Students get up-close look at moon rocks at St. Thomas Parish School

Barbara Gosney, STEM teacher at St. Thomas Episcopal Parish School, shows the moon rocks to students.
Barbara Gosney, STEM teacher at St. Thomas Episcopal Parish School, shows the moon rocks to students.

St. Thomas Episcopal Parish School recently got a special delivery straight from the moon.

On loan from NASA for several weeks, lunar rocks and soil samples were delivered in a heavy-duty protective case to Barbara Gosney, STEM teacher at St. Thomas Episcopal Parish School.

The STEM program — a nation-wide movement in education to increase the passion and skills of students in the fields of science, technology, engineering, and math — was launched officially at St. Thomas School in 2012 with the opening of the Symbiosis STEM lab.

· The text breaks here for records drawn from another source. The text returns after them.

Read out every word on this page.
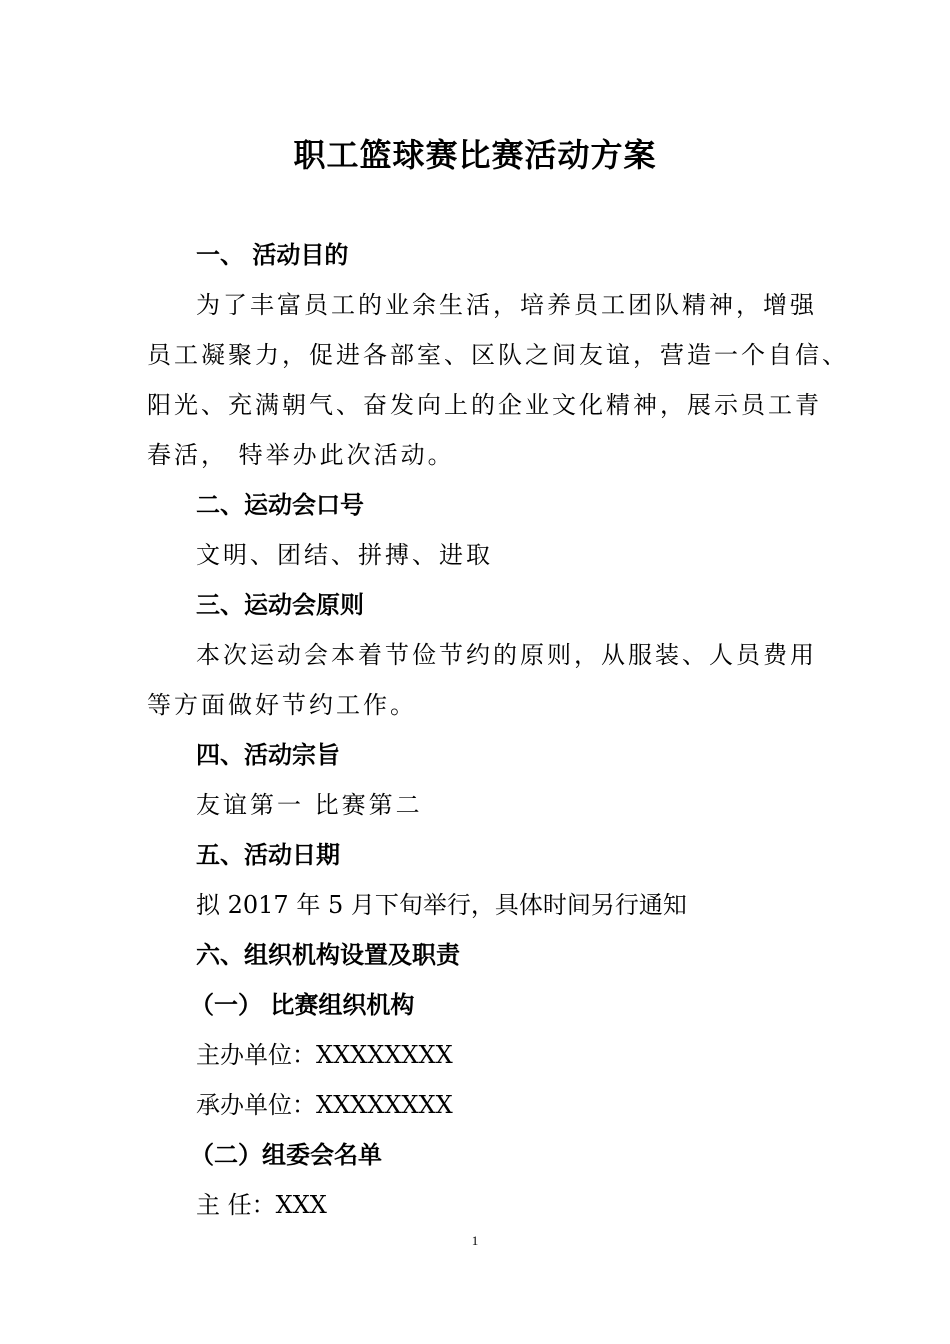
职工篮球赛比赛活动方案
一、 活动目的
为了丰富员工的业余生活，培养员工团队精神，增强
员工凝聚力，促进各部室、区队之间友谊，营造一个自信、
阳光、充满朝气、奋发向上的企业文化精神，展示员工青
春活， 特举办此次活动。
二、运动会口号
文明、团结、拼搏、进取
三、运动会原则
本次运动会本着节俭节约的原则，从服装、人员费用
等方面做好节约工作。
四、活动宗旨
友谊第一 比赛第二
五、活动日期
拟 2017 年 5 月下旬举行，具体时间另行通知
六、组织机构设置及职责
（一） 比赛组织机构
主办单位：XXXXXXXX
承办单位：XXXXXXXX
（二）组委会名单
主 任：XXX
1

Ms. Gosney had to be certified at the Space Exploration Educators Conference at the Johnson Space Center in Houston in order to secure the rocks for her students to study as part of their STEM curriculum. The rocks, sealed in Lucite, are accompanied by copious materials that identify which Apollo Space Mission collected each one and what area of the moon each one represents.

In preparation for the arrival of the moon rocks, students began by studying the moon, learning to identify the locations where the Apollo 14, 15, 16 and 17 missions landed, and watching plenty of NASA videos.

The moon rocks have brought the surface of the moon up close to all students in junior preschool through fifth grade. NASA also sent “moon-like rocks” from volcanoes and other places on earth that students can touch and hold to give them a sense of what the lunar rocks would feel like.

As if the lunar rocks were not enough, NASA sent a second protective case of pieces of meteorites to study — pieces collected from Nebraska, Arizona, South America, and Russia.